I prodotti di consumo sono quelli che si consumano, come dice la parola stessa, allora andrebbero progettati in modo che il loro rilascio nella terra e in atmosfera non sia pericoloso. Vale ad esempio per certi imballaggi, per le suole delle scarpe, le gomme delle auto, ecc.
Una delle condizioni fondamentali per arrivare ai risultati attesi è una trasformazione profonda del mercato. Infatti dovremmo abituarci ad acquistare servizi invece di merci. Ad esempio una lavatrice che contiene al suo interno le capsule di detersivo per 2000 lavaggi (di solito le lavatrici utilizzano solo il 5% del detersivo che utilizziamo), che appena conclude il suo ciclo viene sostituita, smontata e sovraciclata.
L'interesse del libro è nella sua proposta semplice ma intelligente di ripensare la questione dei limiti dello sviluppo osservandolo non dal vertice della mancanza, di spazio, di materia, di energia, dal quale siamo abituati a osservarlo, ma da quello dell'abbondanza.
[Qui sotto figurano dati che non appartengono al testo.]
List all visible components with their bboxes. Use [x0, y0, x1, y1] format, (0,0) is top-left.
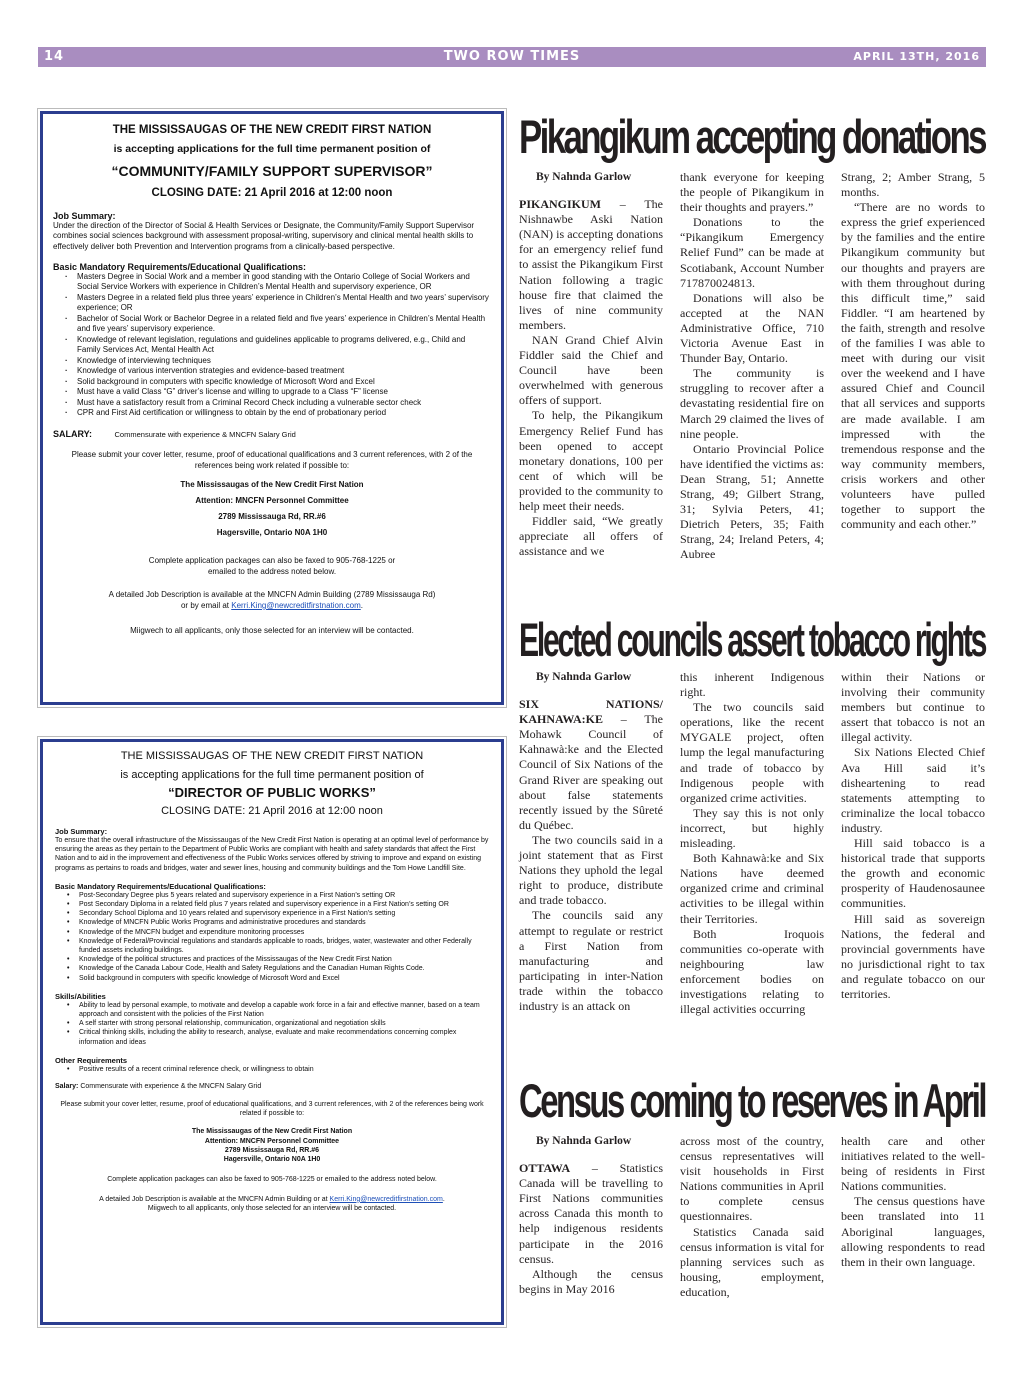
dateline: SIX NATIONS/ KAHNAWA:KE: [519, 697, 663, 727]
address-line: The Mississaugas of the New Credit First Nation: [191, 1128, 353, 1136]
paragraph: Strang, 2; Amber Strang, 5 months.: [841, 170, 985, 200]
fax-line: emailed to the address noted below.: [207, 566, 337, 576]
article1-column-1: [519, 170, 663, 559]
job-ad-director-of-public-works: [40, 739, 504, 1325]
article1-column-2: [680, 170, 824, 562]
paragraph: The two councils said operations, like the recent MYGALE project, often lump the legal manufacturing and trade of tobacco by Indigenous people with organized crime activities.: [680, 700, 824, 805]
ad-accepting-line: is accepting applications for the full time permanent position of: [120, 769, 424, 781]
list-item: · Must have a satisfactory result from a Criminal Record Check including a vulnerable sector check: [65, 398, 491, 409]
list-item: • Knowledge of the Canada Labour Code, Health and Safety Regulations and the Canadian Human Rights Code.: [67, 964, 489, 973]
list-item: • Secondary School Diploma and 10 years related and supervisory experience in a First Nation’s setting: [67, 909, 489, 918]
ad-accepting-line: is accepting applications for the full time permanent position of: [113, 143, 431, 155]
paragraph: SIX NATIONS/ KAHNAWA:KE – The Mohawk Council of Kahnawà:ke and the Elected Council of Six Nations of the Grand River are speaking out about false statements recently issued by the Sûreté du Québec.: [519, 697, 663, 832]
list-item: • A self starter with strong personal relationship, communication, organizational and negotiation skills: [67, 1019, 489, 1028]
description-email-prefix: A detailed Job Description is available at the MNCFN Admin Building or at: [99, 1195, 328, 1203]
paragraph: Hill said tobacco is a historical trade that supports the growth and economic prosperity of Haudenosaunee communities.: [841, 836, 985, 911]
ad-closing-date: CLOSING DATE: 21 April 2016 at 12:00 noon: [151, 187, 393, 199]
requirements-list: [67, 891, 489, 983]
list-item: · CPR and First Aid certification or willingness to obtain by the end of probationary period: [65, 408, 491, 419]
job-summary-text: Under the direction of the Director of Social & Health Services or Designate, the Community/Family Support Supervisor combines social sciences background with assessment proposal-writing, supervisory and clinical mental health skills to effectively deliver both Prevention and Intervention programs from a clinically-based perspective.: [53, 221, 475, 251]
other-requirements-list: [67, 1065, 489, 1074]
list-item: · Knowledge of relevant legislation, regulations and guidelines applicable to programs delivered, e.g., Child and Family Services Act, Mental Health Act: [65, 335, 491, 356]
issue-date: APRIL 13TH, 2016: [853, 50, 980, 63]
requirements-label: Basic Mandatory Requirements/Educational Qualifications:: [53, 261, 307, 272]
publication-name: TWO ROW TIMES: [443, 49, 581, 64]
thanks-line: Miigwech to all applicants, only those selected for an interview will be contacted.: [130, 625, 414, 635]
paragraph: The councils said any attempt to regulate or restrict a First Nation from manufacturing and participating in inter-Nation trade within the tobacco industry is an attack on: [519, 908, 663, 1013]
fax-line: Complete application packages can also be faxed to 905-768-1225 or: [148, 555, 396, 565]
mailing-address: [53, 477, 491, 541]
job-ad-community-family-support-supervisor: [40, 111, 504, 705]
paragraph: Statistics Canada said census information is vital for planning services such as housing, employment, education,: [680, 1224, 824, 1299]
list-item: • Knowledge of the MNCFN budget and expenditure monitoring processes: [67, 928, 489, 937]
paragraph: within their Nations or involving their community members but continue to assert that tobacco is not an illegal activity.: [841, 670, 985, 745]
page-header: [38, 47, 986, 67]
fax-line: Complete application packages can also be faxed to 905-768-1225 or emailed to the address noted below.: [107, 1175, 437, 1183]
article3-column-2: [680, 1134, 824, 1300]
headline-tobacco-rights: Elected councils assert tobacco rights: [519, 613, 986, 666]
requirements-label: Basic Mandatory Requirements/Educational Qualifications:: [55, 881, 266, 891]
article1-column-3: [841, 170, 985, 532]
description-email-prefix: or by email at: [180, 600, 230, 610]
article2-column-3: [841, 670, 985, 1002]
byline: By Nahnda Garlow: [536, 1135, 632, 1147]
paragraph: NAN Grand Chief Alvin Fiddler said the Chief and Council have been overwhelmed with generous offers of support.: [519, 332, 663, 408]
paragraph: OTTAWA – Statistics Canada will be travelling to First Nations communities across Canada this month to help indigenous residents participate in the 2016 census.: [519, 1161, 663, 1266]
paragraph: Both Iroquois communities co-operate with neighbouring law enforcement bodies on investigations relating to illegal activities occurring: [680, 926, 824, 1017]
byline: By Nahnda Garlow: [536, 671, 632, 683]
mailing-address: [55, 1127, 489, 1165]
paragraph: thank everyone for keeping the people of Pikangikum in their thoughts and prayers.”: [680, 170, 824, 215]
description-line: A detailed Job Description is available at the MNCFN Admin Building (2789 Mississauga Rd): [108, 589, 436, 599]
ad-position-title: “COMMUNITY/FAMILY SUPPORT SUPERVISOR”: [111, 163, 433, 179]
article2-column-1: [519, 670, 663, 1014]
address-line: 2789 Mississauga Rd, RR.#6: [218, 511, 326, 521]
submit-instructions: Please submit your cover letter, resume, proof of educational qualifications, and 3 current references, with 2 of the references being work related if possible to:: [60, 1101, 484, 1118]
skills-label: Skills/Abilities: [55, 991, 106, 1001]
dateline: PIKANGIKUM: [519, 197, 601, 212]
salary-label: Salary:: [55, 1083, 79, 1091]
salary-line: [55, 1082, 489, 1091]
headline-census: Census coming to reserves in April: [519, 1074, 986, 1127]
paragraph: “There are no words to express the grief experienced by the families and the entire Pikangikum community but our thoughts and prayers are with them throughout during this difficult time,” said Fiddler. “I am heartened by the faith, strength and resolve of the families I was able to meet with during our visit over the weekend and I have assured Chief and Council that all services and supports are made available. I am impressed with the tremendous response and the way community members, crisis workers and other volunteers have pulled together to support the community and each other.”: [841, 200, 985, 532]
paragraph: They say this is not only incorrect, but highly misleading.: [680, 805, 824, 851]
address-line: 2789 Mississauga Rd, RR.#6: [224, 1147, 320, 1155]
paragraph: PIKANGIKUM – The Nishnawbe Aski Nation (NAN) is accepting donations for an emergency relief fund to assist the Pikangikum First Nation following a tragic house fire that claimed the lives of nine community members.: [519, 197, 663, 332]
description-email-line: or by email at Kerri.King@newcreditfirstnation.com.: [180, 600, 363, 610]
email-link[interactable]: Kerri.King@newcreditfirstnation.com: [231, 600, 361, 610]
ad-closing-date: CLOSING DATE: 21 April 2016 at 12:00 noon: [161, 805, 383, 817]
address-line: Attention: MNCFN Personnel Committee: [195, 495, 349, 505]
paragraph: Ontario Provincial Police have identified the victims as: Dean Strang, 51; Annette Strang, 49; Gilbert Strang, 31; Sylvia Peters, 41; Dietrich Peters, 35; Faith Strang, 24; Ireland Peters, 4; Aubree: [680, 441, 824, 562]
other-requirements-label: Other Requirements: [55, 1055, 128, 1065]
byline: By Nahnda Garlow: [536, 171, 632, 183]
list-item: • Knowledge of MNCFN Public Works Programs and administrative procedures and standards: [67, 918, 489, 927]
email-link[interactable]: Kerri.King@newcreditfirstnation.com: [329, 1195, 443, 1203]
list-item: • Ability to lead by personal example, to motivate and develop a capable work force in a fair and effective manner, based on a team approach and consistent with the policies of the First Nation: [67, 1001, 489, 1019]
ad-position-title: “DIRECTOR OF PUBLIC WORKS”: [168, 785, 376, 800]
paragraph: health care and other initiatives related to the well-being of residents in First Nations communities.: [841, 1134, 985, 1194]
job-summary-label: Job Summary:: [55, 827, 108, 836]
salary-value: Commensurate with experience & MNCFN Salary Grid: [114, 429, 296, 439]
list-item: • Solid background in computers with specific knowledge of Microsoft Word and Excel: [67, 974, 489, 983]
address-line: The Mississaugas of the New Credit First Nation: [180, 479, 364, 489]
article2-column-2: [680, 670, 824, 1017]
salary-value: Commensurate with experience & the MNCFN Salary Grid: [80, 1083, 262, 1091]
salary-line: [53, 429, 491, 439]
paragraph: this inherent Indigenous right.: [680, 670, 824, 700]
list-item: • Knowledge of Federal/Provincial regulations and standards applicable to roads, bridges, water, wastewater and other Federally funded assets including buildings.: [67, 937, 489, 955]
list-item: • Knowledge of the political structures and practices of the Mississaugas of the New Credit First Nation: [67, 955, 489, 964]
paragraph: across most of the country, census representatives will visit households in First Nations communities in April to complete census questionnaires.: [680, 1134, 824, 1224]
requirements-list: [65, 272, 491, 419]
list-item: · Bachelor of Social Work or Bachelor Degree in a related field and five years’ experience in Children’s Mental Health and five years’ supervisory experience.: [65, 314, 491, 335]
ad-organization: THE MISSISSAUGAS OF THE NEW CREDIT FIRST NATION: [112, 124, 432, 136]
list-item: · Knowledge of interviewing techniques: [65, 356, 491, 367]
description-email-line: A detailed Job Description is available at the MNCFN Admin Building or at Kerri.King@newcreditfirstnation.com.: [99, 1195, 445, 1203]
job-summary-label: Job Summary:: [53, 211, 116, 221]
list-item: · Masters Degree in Social Work and a member in good standing with the Ontario College of Social Workers and Social Service Workers with experience in Children’s Mental Health and supervisory experience, OR: [65, 272, 491, 293]
thanks-line: Miigwech to all applicants, only those selected for an interview will be contacted.: [147, 1204, 397, 1212]
salary-label: SALARY:: [53, 428, 92, 439]
paragraph: Donations will also be accepted at the NAN Administrative Office, 710 Victoria Avenue East in Thunder Bay, Ontario.: [680, 290, 824, 366]
paragraph: To help, the Pikangikum Emergency Relief Fund has been opened to accept monetary donations, 100 per cent of which will be provided to the community to help meet their needs.: [519, 408, 663, 513]
list-item: • Post Secondary Diploma in a related field plus 7 years related and supervisory experience in a First Nation’s setting OR: [67, 900, 489, 909]
paragraph: The two councils said in a joint statement that as First Nations they uphold the legal right to produce, distribute and trade tobacco.: [519, 832, 663, 908]
paragraph: Donations to the “Pikangikum Emergency Relief Fund” can be made at Scotiabank, Account Number 717870024813.: [680, 215, 824, 290]
article3-column-3: [841, 1134, 985, 1270]
job-summary-text: To ensure that the overall infrastructure of the Mississaugas of the New Credit First Nation is operating at an optimal level of performance by ensuring the areas as they pertain to the Department of Public Works are compliant with health and safety standards that affect the First Nation and to aid in the improvement and effectiveness of the Public Works services offered by striving to improve and expand on existing programs as pertains to roads and bridges, water and sewer lines, housing and community buildings and the Tom Howe Landfill Site.: [55, 837, 489, 872]
list-item: · Knowledge of various intervention strategies and evidence-based treatment: [65, 366, 491, 377]
list-item: • Post-Secondary Degree plus 5 years related and supervisory experience in a First Nation’s setting OR: [67, 891, 489, 900]
paragraph: Although the census begins in May 2016: [519, 1266, 663, 1296]
paragraph: Both Kahnawà:ke and Six Nations have deemed organized crime and criminal activities to be illegal within their Territories.: [680, 851, 824, 926]
page-number: 14: [44, 49, 65, 64]
paragraph: Fiddler said, “We greatly appreciate all offers of assistance and we: [519, 514, 663, 559]
list-item: • Positive results of a recent criminal reference check, or willingness to obtain: [67, 1065, 489, 1074]
headline-pikangikum: Pikangikum accepting donations: [519, 110, 985, 163]
address-line: Hagersville, Ontario N0A 1H0: [216, 527, 328, 537]
paragraph: Hill said as sovereign Nations, the federal and provincial governments have no jurisdictional right to tax and regulate tobacco on our territories.: [841, 911, 985, 1001]
address-line: Hagersville, Ontario N0A 1H0: [223, 1156, 321, 1164]
ad-organization: THE MISSISSAUGAS OF THE NEW CREDIT FIRST NATION: [120, 750, 424, 762]
paragraph: The community is struggling to recover after a devastating residential fire on March 29 claimed the lives of nine people.: [680, 366, 824, 441]
dateline: OTTAWA: [519, 1161, 571, 1176]
article3-column-1: [519, 1134, 663, 1297]
list-item: · Must have a valid Class “G” driver’s license and willing to upgrade to a Class “F” license: [65, 387, 491, 398]
address-line: Attention: MNCFN Personnel Committee: [204, 1137, 340, 1145]
list-item: · Solid background in computers with specific knowledge of Microsoft Word and Excel: [65, 377, 491, 388]
skills-list: [67, 1001, 489, 1047]
submit-instructions: Please submit your cover letter, resume, proof of educational qualifications and 3 current references, with 2 of the references being work related if possible to:: [71, 449, 473, 470]
list-item: • Critical thinking skills, including the ability to research, analyse, evaluate and make recommendations concerning complex information and ideas: [67, 1028, 489, 1046]
list-item: · Masters Degree in a related field plus three years’ experience in Children’s Mental Health and two years’ supervisory experience; OR: [65, 293, 491, 314]
paragraph: Six Nations Elected Chief Ava Hill said it’s disheartening to read statements attempting to criminalize the local tobacco industry.: [841, 745, 985, 835]
paragraph: The census questions have been translated into 11 Aboriginal languages, allowing respondents to read them in their own language.: [841, 1194, 985, 1269]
L'intelligenza infatti, così come l'informazione, non sono risorse scarse, non si esauriscono al passaggio da uno all'altro, al contrario, si moltiplicano. Da questo punto di vista, la questione dei limiti dello sviluppo diventa un'occasione formidabile di apprendimento. Un'altra componente essenziale del testo è che i due autori non sentono la necessità di attardarsi a dimostrare quanto sprechiamo e quanto danno facciamo al pianeta, ma lavorano sul cambiamento. I due sono anche consulenti e progettisti per aziende e gruppi industriali e multinazionali, consulenti del governo cinese per la progettazione di alcune città, l'approccio è pragmatico e capace di aiutare il committente a riconoscere le potenzialità di una situazione. Il testo è vecchio ormai di alcuni anni, ma diventa di grande attualità in un momento di crisi come questo in cui sembra che si presenti davvero la possibilità di rimettere in moto le intelligenze verso un necessario cambiamento dei sistemi produttivi, di consumo e dei mercati. In Polemos ci siamo spesso interrogati sul tema del conflitto e la qualità della vita. Il libro rappresenta uno straordinario tentativo, al di là della praticabilità immediata delle singole proposte, di affrontare il tema dal punto di vista delle possibilità concrete di evoluzione, grazie soprattutto alla capacità degli autori di aiutare i lettori e, pare, i loro committenti, a osservare la realtà da un punto di vista inedito.